When it got dark Bluejay said, “We will sleep here.” So they slept there during the night, but all through the night they had bad dreams, for so the Shadows punished Bluejay, because he had teased them. Then Bluejay and his sister went home, and his sister said, “Now we have gone visiting enough.” [[33]]
Bluejay Visits the Ghosts
[[35]]
In a certain village there lived Ioí and her younger brother, Bluejay. One night the ghosts went out to buy a wife. They bought Ioí. The presents they gave for her were not sent back; they were kept. So at night she was married, and when day came Ioí was gone from her father’s house. For a long time Bluejay did nothing; but at length he felt lonely, and after a year had passed he said, “I am going to look for my elder sister.” He started for the country of the ghosts, and on his way he began to ask every one whom he saw, “Where does a person go when he dies?” He asked all the trees, but they could not tell him. He asked all the birds, but they could not tell him. At last he asked a Wedge, and the Wedge said, “If you will pay me, I will carry you there.” He [[36]]paid, and the Wedge carried him to the country of the ghosts.

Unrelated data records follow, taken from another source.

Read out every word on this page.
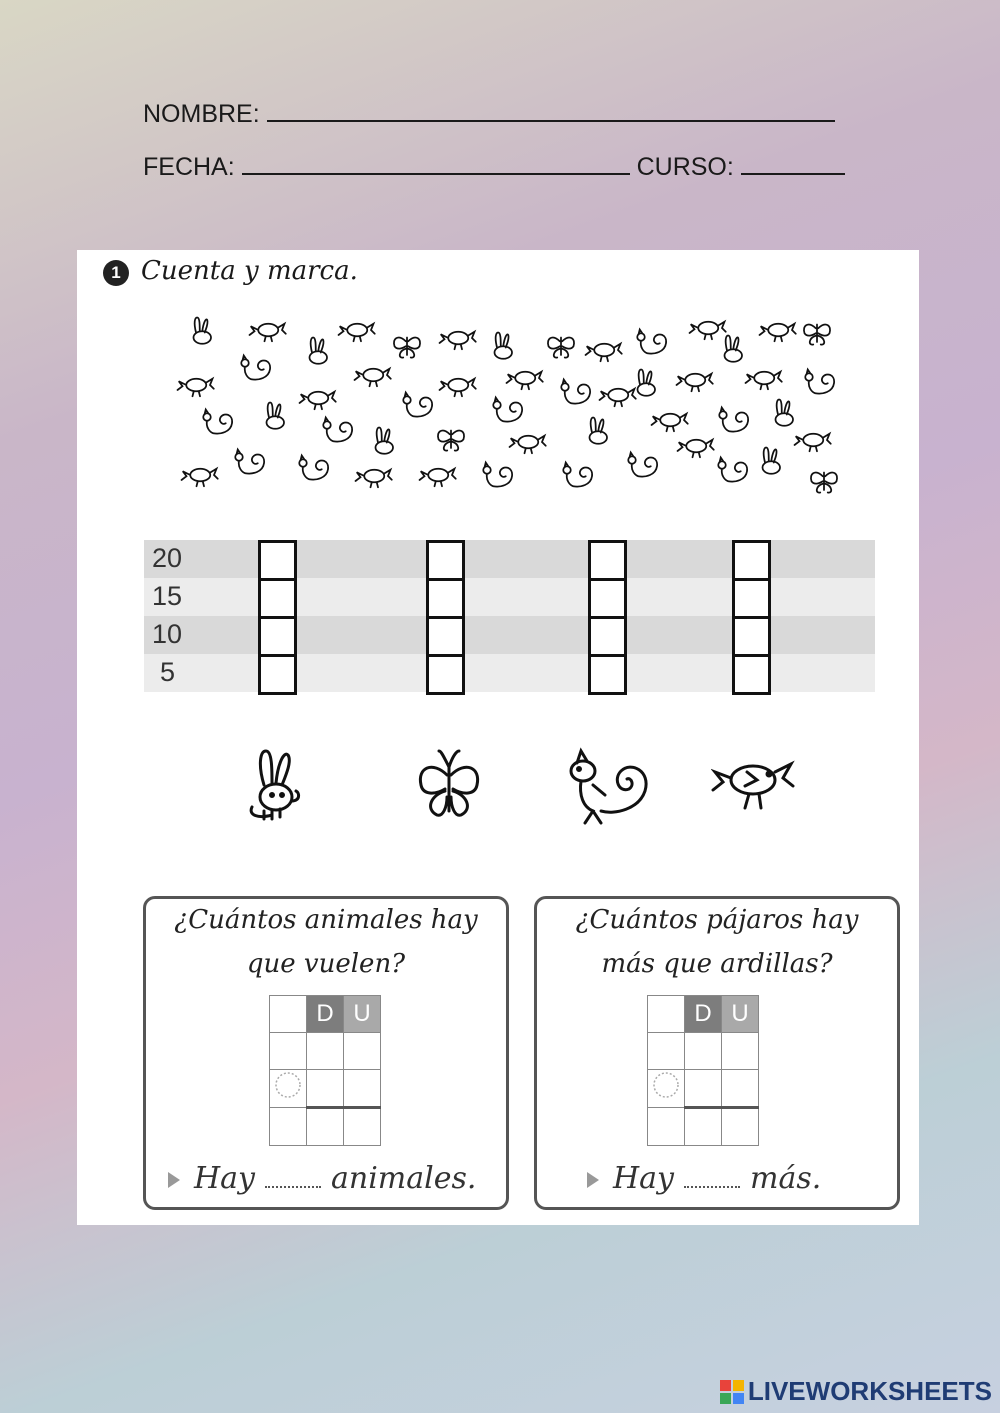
NOMBRE:
FECHA:	CURSO:
1 Cuenta y marca.
20
15
10
5
¿Cuántos animales hay
que vuelen?
	D	U

Hay	animales.
¿Cuántos pájaros hay
más que ardillas?
	D	U

Hay	más.
LIVEWORKSHEETS
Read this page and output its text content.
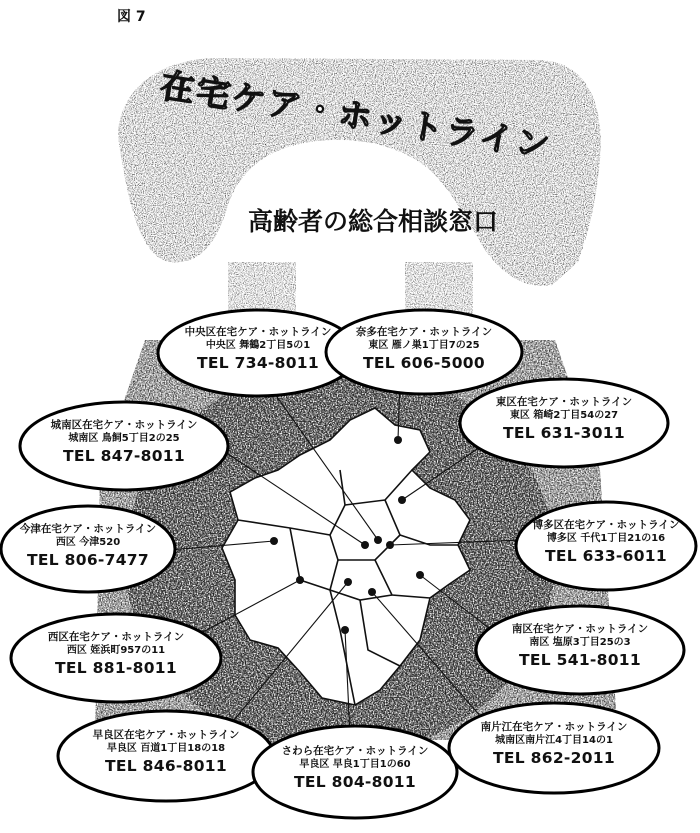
図 7
在宅ケア・ホットライン
高齢者の総合相談窓口
中央区在宅ケア・ホットライン
中央区 舞鶴2丁目5の1
TEL 734-8011
奈多在宅ケア・ホットライン
東区 雁ノ巣1丁目7の25
TEL 606-5000
東区在宅ケア・ホットライン
東区 箱崎2丁目54の27
TEL 631-3011
城南区在宅ケア・ホットライン
城南区 鳥飼5丁目2の25
TEL 847-8011
今津在宅ケア・ホットライン
西区 今津520
TEL 806-7477
博多区在宅ケア・ホットライン
博多区 千代1丁目21の16
TEL 633-6011
西区在宅ケア・ホットライン
西区 姪浜町957の11
TEL 881-8011
南区在宅ケア・ホットライン
南区 塩原3丁目25の3
TEL 541-8011
早良区在宅ケア・ホットライン
早良区 百道1丁目18の18
TEL 846-8011
さわら在宅ケア・ホットライン
早良区 早良1丁目1の60
TEL 804-8011
南片江在宅ケア・ホットライン
城南区南片江4丁目14の1
TEL 862-2011
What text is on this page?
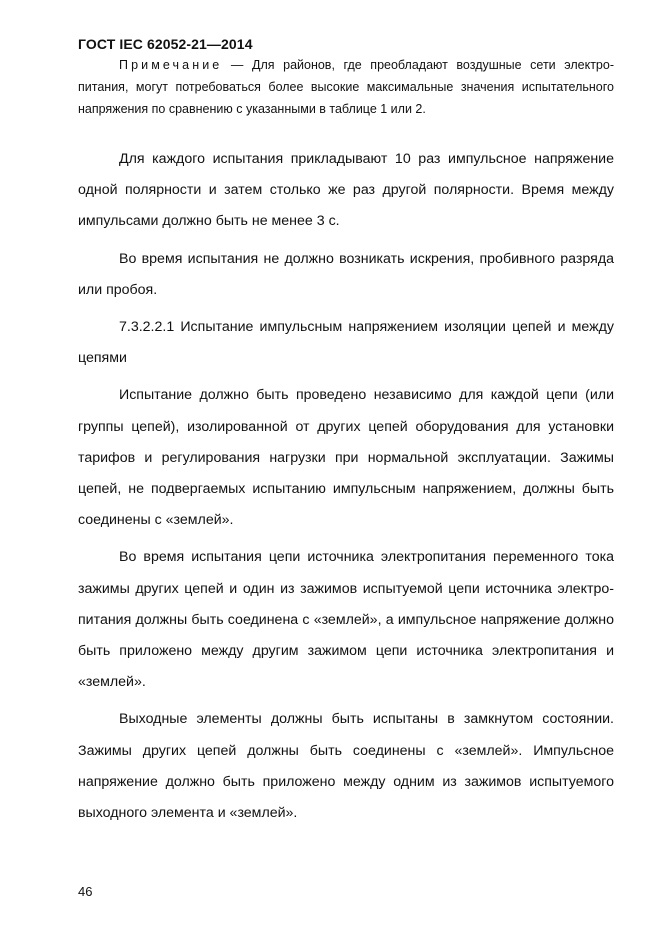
ГОСТ IEC 62052-21—2014

Примечание — Для районов, где преобладают воздушные сети электропитания, могут потребоваться более высокие максимальные значения испытательного напряжения по сравнению с указанными в таблице 1 или 2.

Для каждого испытания прикладывают 10 раз импульсное напряжение одной полярности и затем столько же раз другой полярности. Время между импульсами должно быть не менее 3 с.

Во время испытания не должно возникать искрения, пробивного разряда или пробоя.

7.3.2.2.1 Испытание импульсным напряжением изоляции цепей и между цепями

Испытание должно быть проведено независимо для каждой цепи (или группы цепей), изолированной от других цепей оборудования для установки тарифов и регулирования нагрузки при нормальной эксплуатации. Зажимы цепей, не подвергаемых испытанию импульсным напряжением, должны быть соединены с «землей».

Во время испытания цепи источника электропитания переменного тока зажимы других цепей и один из зажимов испытуемой цепи источника электропитания должны быть соединена с «землей», а импульсное напряжение должно быть приложено между другим зажимом цепи источника электропитания и «землей».

Выходные элементы должны быть испытаны в замкнутом состоянии. Зажимы других цепей должны быть соединены с «землей». Импульсное напряжение должно быть приложено между одним из зажимов испытуемого выходного элемента и «землей».

46
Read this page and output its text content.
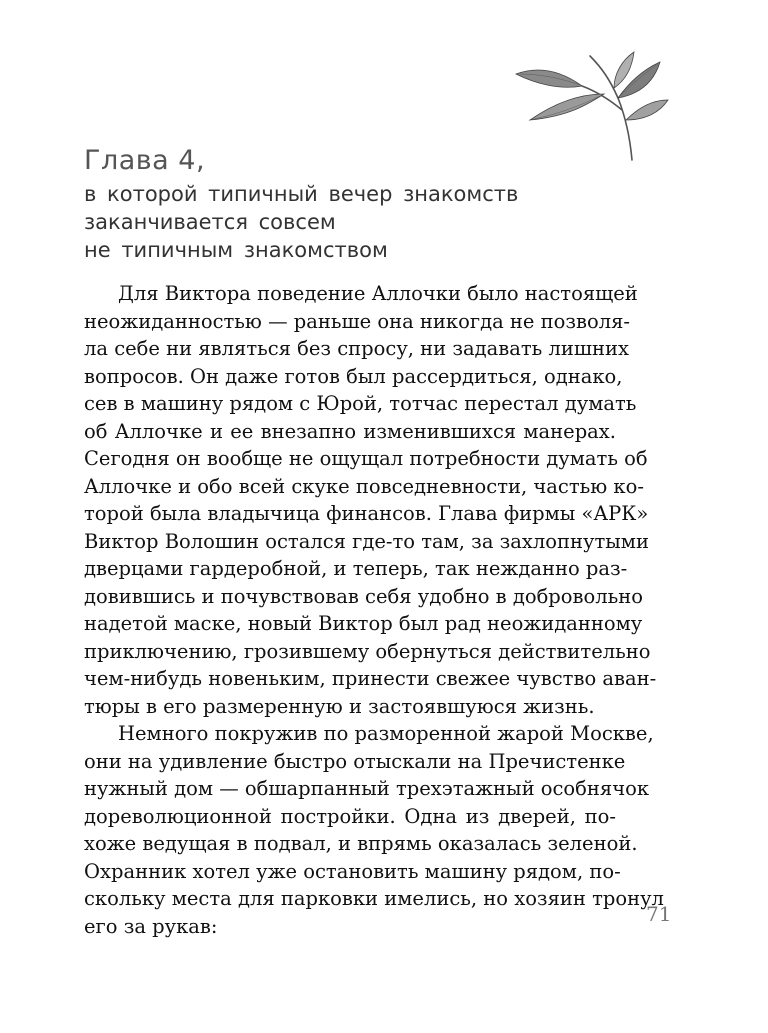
Глава 4,
в которой типичный вечер знакомств
заканчивается совсем
не типичным знакомством
Для Виктора поведение Аллочки было настоящей
неожиданностью — раньше она никогда не позволя-
ла себе ни являться без спросу, ни задавать лишних
вопросов. Он даже готов был рассердиться, однако,
сев в машину рядом с Юрой, тотчас перестал думать
об Аллочке и ее внезапно изменившихся манерах.
Сегодня он вообще не ощущал потребности думать об
Аллочке и обо всей скуке повседневности, частью ко-
торой была владычица финансов. Глава фирмы «АРК»
Виктор Волошин остался где-то там, за захлопнутыми
дверцами гардеробной, и теперь, так нежданно раз-
довившись и почувствовав себя удобно в добровольно
надетой маске, новый Виктор был рад неожиданному
приключению, грозившему обернуться действительно
чем-нибудь новеньким, принести свежее чувство аван-
тюры в его размеренную и застоявшуюся жизнь.
Немного покружив по разморенной жарой Москве,
они на удивление быстро отыскали на Пречистенке
нужный дом — обшарпанный трехэтажный особнячок
дореволюционной постройки. Одна из дверей, по-
хоже ведущая в подвал, и впрямь оказалась зеленой.
Охранник хотел уже остановить машину рядом, по-
скольку места для парковки имелись, но хозяин тронул
его за рукав:	71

They came to a large village, but no smoke rose from the houses; only from the last house—a big one—they saw smoke rising. Bluejay went into this house, and there he saw his elder sister. She said to him: “Ah, my younger brother, where do you come from? Are you dead?” He answered, “No, I am not dead; the Wedge brought me here on its back.”
After a little Bluejay went out and walked through the village, and began to open the doors of the houses and to look into them; and when he looked into them he did not find people in any of the houses, but only bones. Then he came back to where his elder sister was. On the bed near where his sister was sitting lay a skull and some bones. He asked her, “What are you going to do with that skull and those bones?” She said to him, “That is my husband, your brother-in-law.” Bluejay did not believe her; he said to himself: “Ioí is telling lies. She says a skull and bones is my brother-in-law!”
When it got dark people began to appear, and soon the house was full. It was a large [[37]]house, but there were many people in it. Bluejay said to his elder sister, “Where have all these people come from?” She answered him: “Do you think that they are people? They are ghosts. They are ghosts.” Now these people always spoke in whispers, and Bluejay could not hear what they said, and did not understand them.